DDR4-RAM als NVMe-SSD: DDRAM Disk stellt Rekorde auf

15
News Sven Bauduin Als bevorzugte Quelle auf Google hinzufügen
DDRAMDisk
Quelle: DDRAMDisk

Den DDR4-Speicher als NVMEe-SSD nutzen, so einfach ist das nicht. Doch genau dieses Vorgehen würde insbesondere bei wahlfreien Zugriffen die Leistung besonders stark erhöhen und genau hier kommt die DDRAM Disk ins Spiel.

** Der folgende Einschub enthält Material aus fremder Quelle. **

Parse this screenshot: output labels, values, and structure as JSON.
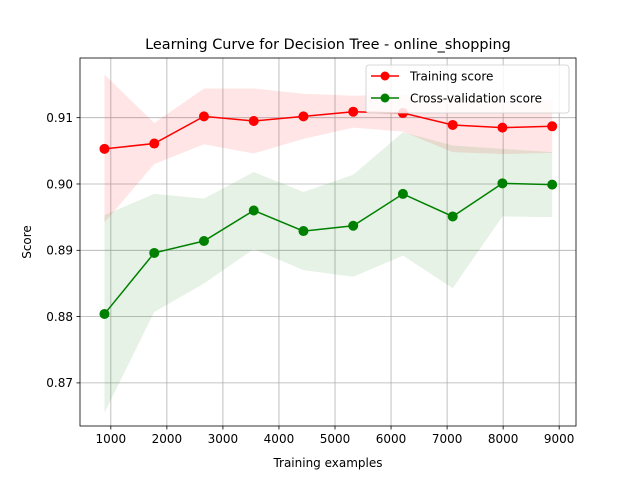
{
  "chart_data": {
    "type": "line",
    "title": "Learning Curve for Decision Tree - online_shopping",
    "xlabel": "Training examples",
    "ylabel": "Score",
    "xlim": [
      450,
      9300
    ],
    "ylim": [
      0.8635,
      0.919
    ],
    "xticks": [
      1000,
      2000,
      3000,
      4000,
      5000,
      6000,
      7000,
      8000,
      9000
    ],
    "yticks": [
      0.87,
      0.88,
      0.89,
      0.9,
      0.91
    ],
    "ytick_labels": [
      "0.87",
      "0.88",
      "0.89",
      "0.90",
      "0.91"
    ],
    "grid": true,
    "legend": "top-right",
    "x": [
      887,
      1775,
      2662,
      3550,
      4437,
      5325,
      6212,
      7100,
      7987,
      8875
    ],
    "series": [
      {
        "name": "Training score",
        "color": "#ff0000",
        "fill_color": "#ff0000",
        "values": [
          0.9053,
          0.9061,
          0.9102,
          0.9095,
          0.9102,
          0.9109,
          0.9107,
          0.9089,
          0.9085,
          0.9087
        ],
        "upper": [
          0.9165,
          0.9092,
          0.9144,
          0.9144,
          0.9136,
          0.9133,
          0.9135,
          0.913,
          0.9125,
          0.9127
        ],
        "lower": [
          0.8942,
          0.903,
          0.906,
          0.9046,
          0.9068,
          0.9085,
          0.9079,
          0.9048,
          0.9045,
          0.9047
        ]
      },
      {
        "name": "Cross-validation score",
        "color": "#008000",
        "fill_color": "#008000",
        "values": [
          0.8804,
          0.8896,
          0.8914,
          0.896,
          0.8929,
          0.8937,
          0.8985,
          0.8951,
          0.9001,
          0.8999
        ],
        "upper": [
          0.8953,
          0.8985,
          0.8978,
          0.9018,
          0.8988,
          0.9014,
          0.9078,
          0.9058,
          0.9053,
          0.9048
        ],
        "lower": [
          0.8655,
          0.8807,
          0.885,
          0.8902,
          0.887,
          0.886,
          0.8892,
          0.8843,
          0.8951,
          0.895
        ]
      }
    ]
  }
}
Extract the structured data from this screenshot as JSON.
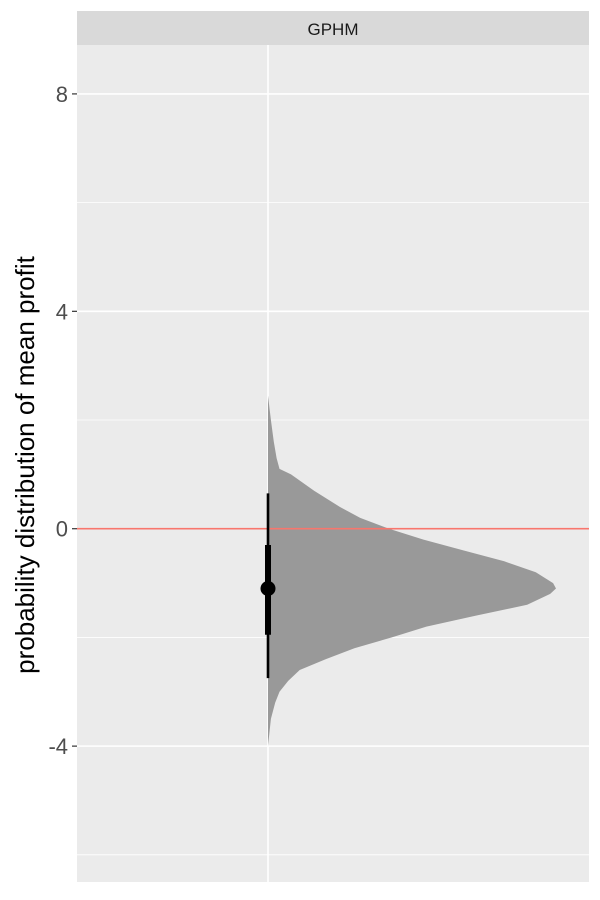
{
  "chart_data": {
    "type": "halfeye",
    "facet": "GPHM",
    "xlabel": "",
    "ylabel": "probability distribution of mean profit",
    "ylim": [
      -6.5,
      8.9
    ],
    "yticks": [
      -4,
      0,
      4,
      8
    ],
    "ytick_labels": [
      "-4",
      "0",
      "4",
      "8"
    ],
    "reference_line": {
      "y": 0,
      "color": "#f8766d"
    },
    "density": {
      "color": "#999999",
      "points": [
        [
          2.45,
          0.0
        ],
        [
          2.0,
          0.01
        ],
        [
          1.6,
          0.02
        ],
        [
          1.3,
          0.03
        ],
        [
          1.1,
          0.04
        ],
        [
          1.0,
          0.08
        ],
        [
          0.7,
          0.16
        ],
        [
          0.4,
          0.25
        ],
        [
          0.2,
          0.32
        ],
        [
          0.0,
          0.42
        ],
        [
          -0.2,
          0.54
        ],
        [
          -0.4,
          0.68
        ],
        [
          -0.6,
          0.82
        ],
        [
          -0.8,
          0.93
        ],
        [
          -1.0,
          0.99
        ],
        [
          -1.1,
          1.0
        ],
        [
          -1.2,
          0.98
        ],
        [
          -1.4,
          0.9
        ],
        [
          -1.6,
          0.72
        ],
        [
          -1.8,
          0.55
        ],
        [
          -2.0,
          0.43
        ],
        [
          -2.2,
          0.3
        ],
        [
          -2.4,
          0.2
        ],
        [
          -2.6,
          0.11
        ],
        [
          -2.8,
          0.07
        ],
        [
          -3.0,
          0.04
        ],
        [
          -3.2,
          0.025
        ],
        [
          -3.5,
          0.01
        ],
        [
          -4.0,
          0.0
        ]
      ]
    },
    "point_interval": {
      "median": -1.1,
      "interval_66": [
        -1.95,
        -0.3
      ],
      "interval_95": [
        -2.75,
        0.65
      ],
      "color": "#000000"
    },
    "grid": true
  }
}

Erstmals ist auch ein Modell für DDR4 erschienen.

Im Mai des vergangenen Jahres stellten die Macher von DDRAM Disk ihre gleichnamige Speicherlösung auf Basis handelsüblicher DDR3-Speicherriegel vor, nachdem eine erste Version noch auf fest verlöteten Speichermodulen basiert hatte. Im gleichen Atemzug wurde eine noch schnellere Version mit DDR4-DIMMs in Aussicht gestellt, welche in der Zwischenzeit ebenfalls erschienen ist und diverse Geschwindigkeitsrekorde aufstellen konnte. Herkömmliche PCIe-SSDs werden deutlich geschlagen.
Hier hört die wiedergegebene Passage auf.